A Comparison of I Spit on Your Grave, The Last House On The Left and Ms. 45

I Spit on Your Grave (1978), The Last House On The Left (1972) and Ms. 45 (1981) all fit within the grindhouse genre and further within the subgenera of rape revenge films. All of these films have been derided as offensive, prurient, exploitative and misogynist. Although it is true that all three have a lot in common there are some important distinctions that can be made.

Some critics hail these films as feminist fantasies that empower women. Whether it is possible to make a rape revenge film that empowers women is questionable at best. I would argue that two out of the three movies discussed here not only fail to empower anyone but move in the opposite direction.

Both I Spit on Your Grave and The Last House On The Left clearly have prurient aspects. Wes Craven, the writer and director of The Last House On The Left, claimed that the graphic violence in his film was a reaction to the Viet Nam War footage being broadcast on television. He alleged that people were becoming desensitized to violence and his film was an effort to challenge that. Not only is this reasoning unsound it seems more like a rationalization than a viable explanation.

The violence in the The Last House On The Left is presented for the sake of arousal, not necessarily sexual arousal alone but the full spectrum of what arousal refers to, a general state of heightened excitement. Arousal can include anger, excitement, horror or agitation. Arousal is a particularly apt word in that it does not have a moral or ideological facet. The Last House On The Left has no message. It is just a means of exciting the audience.

In this sense it is truly an exploitation film. It uses human suffering and female nudity toward no other end than selling tickets. The fact that in the end the evil doers are punished is irrelevant, The film is not about justice, it is about reveling in forbidden images. The camera stays close to the crimes and fills the screen with blood and naked women. The scenes of domination, rape and torture are drawn out to heighten and prolong the experience. The character development and back story are minimal. The point is to witness the taboo. Having a woman bite off a man’s penis during fellatio is not a feminist statement it is a deliberately shocking act meant to excite.

It is more difficult to assess or label I Spit on Your Grave. The director Meir Zarchi claimed that he was inspired by an incident where he helped a young woman who had just been raped. Roger Ebert was not impressed by this explanation and called the film “a vile bag of garbage.”

I Spit on Your Grave surely has elements of exploitation, but the viewer is treated a bit more like a witness and less like a reveler. The characters have a little more depth and the camera stands further back from the action. In some ways I Spit on Your Grave is more graphic than The Last House On The Left, but it is in service of the drama. The drama is what saves it from being completely gratuitous. The events are given an emotional context that helps us understand them.

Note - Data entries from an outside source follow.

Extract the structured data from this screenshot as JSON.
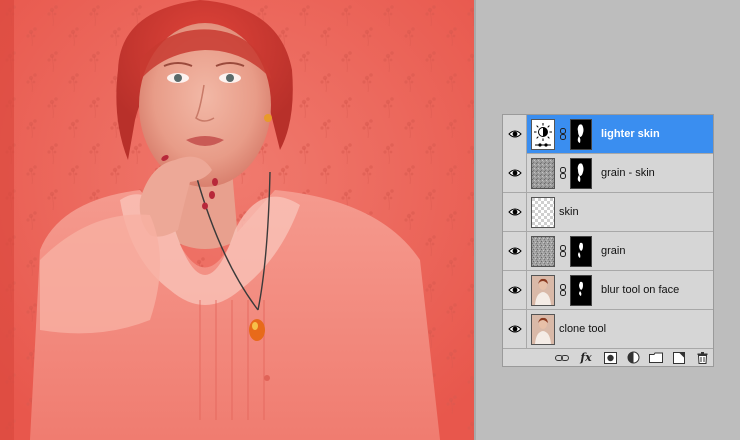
{
  "canvas": {
    "background_color": "#ec6a60"
  },
  "layers_panel": {
    "layers": [
      {
        "name": "lighter skin",
        "selected": true,
        "visible": true,
        "type": "adjustment",
        "has_mask": true
      },
      {
        "name": "grain - skin",
        "selected": false,
        "visible": true,
        "type": "grain",
        "has_mask": true
      },
      {
        "name": "skin",
        "selected": false,
        "visible": true,
        "type": "empty",
        "has_mask": false
      },
      {
        "name": "grain",
        "selected": false,
        "visible": true,
        "type": "grain",
        "has_mask": true
      },
      {
        "name": "blur tool on face",
        "selected": false,
        "visible": true,
        "type": "photo",
        "has_mask": true
      },
      {
        "name": "clone tool",
        "selected": false,
        "visible": true,
        "type": "photo",
        "has_mask": false
      }
    ],
    "footer": {
      "fx_label": "fx",
      "icons": [
        "link-layers-icon",
        "fx-icon",
        "add-mask-icon",
        "adjustment-layer-icon",
        "new-group-icon",
        "new-layer-icon",
        "trash-icon"
      ]
    },
    "colors": {
      "selected": "#3a8ef0",
      "panel": "#d6d6d6"
    }
  }
}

In both I Spit on Your Grave and The Last House On The Left the perpetrators’ characters are at least as well developed as the victim’s if not more. This is a sign that we the audience members are being presented with the opportunity to identify with either side. It is often the case that whoever spends the most time on screen is the hero of the film. They are the ones we are meant to identify with. If a villain gets too much screen time our allegiance will falter.

Abel Ferrara’s Ms. 45 may belong to the same genre as the other two films but it is the only one of the three that has any real potential for being feminist or empowering. The two rape scenes are clearly presented as horrible, distressing and completely un-erotic. They do not seek to titillate but instead insight anger and frustration.

Ms. 45 goes further into gender commentary than either of the other two films. Our protagonist, Thana, is mute, an obvious metaphor for the female voice in society. Thana is not only subjected to rape but she is also sexually harassed by her boss and by men in the street. The rape revenge story is given a larger context that further positions Thana’s actions as part of a social struggle.

The climactic ending of the film has several levels. Thana is at the costume, halloween, office party dressed as a nun. She brings a gun and eventually goes on a killing spree shooting down men dressed as a variety of toxic male images. She shoots the cowboy, the vampire, the football player and more. Not only do we have our revenge but we have humor as well.

Unlike I Spit on Your Grave and The Last House On The Left, Ms. 45 ends badly for our protagonist. Lanna is stabbed in the back by another woman and screams “sister” before dropping dead. This last commentary is surely an indictment of women’s roles in supporting patriarchy and an appeal for solidarity.

Films, like speech, can be interpreted and misinterpreted. They also can both end up saying something that the author may not have intended. Lastly they can both reveal implicit ideologies and feelings that were hidden to either the author or the audience. These films exist within this tangle of meaning. Perfect clarity cannot be achieved but in comparing the three films as statements only Ms. 45 has the potential to be a positive statement about women and power.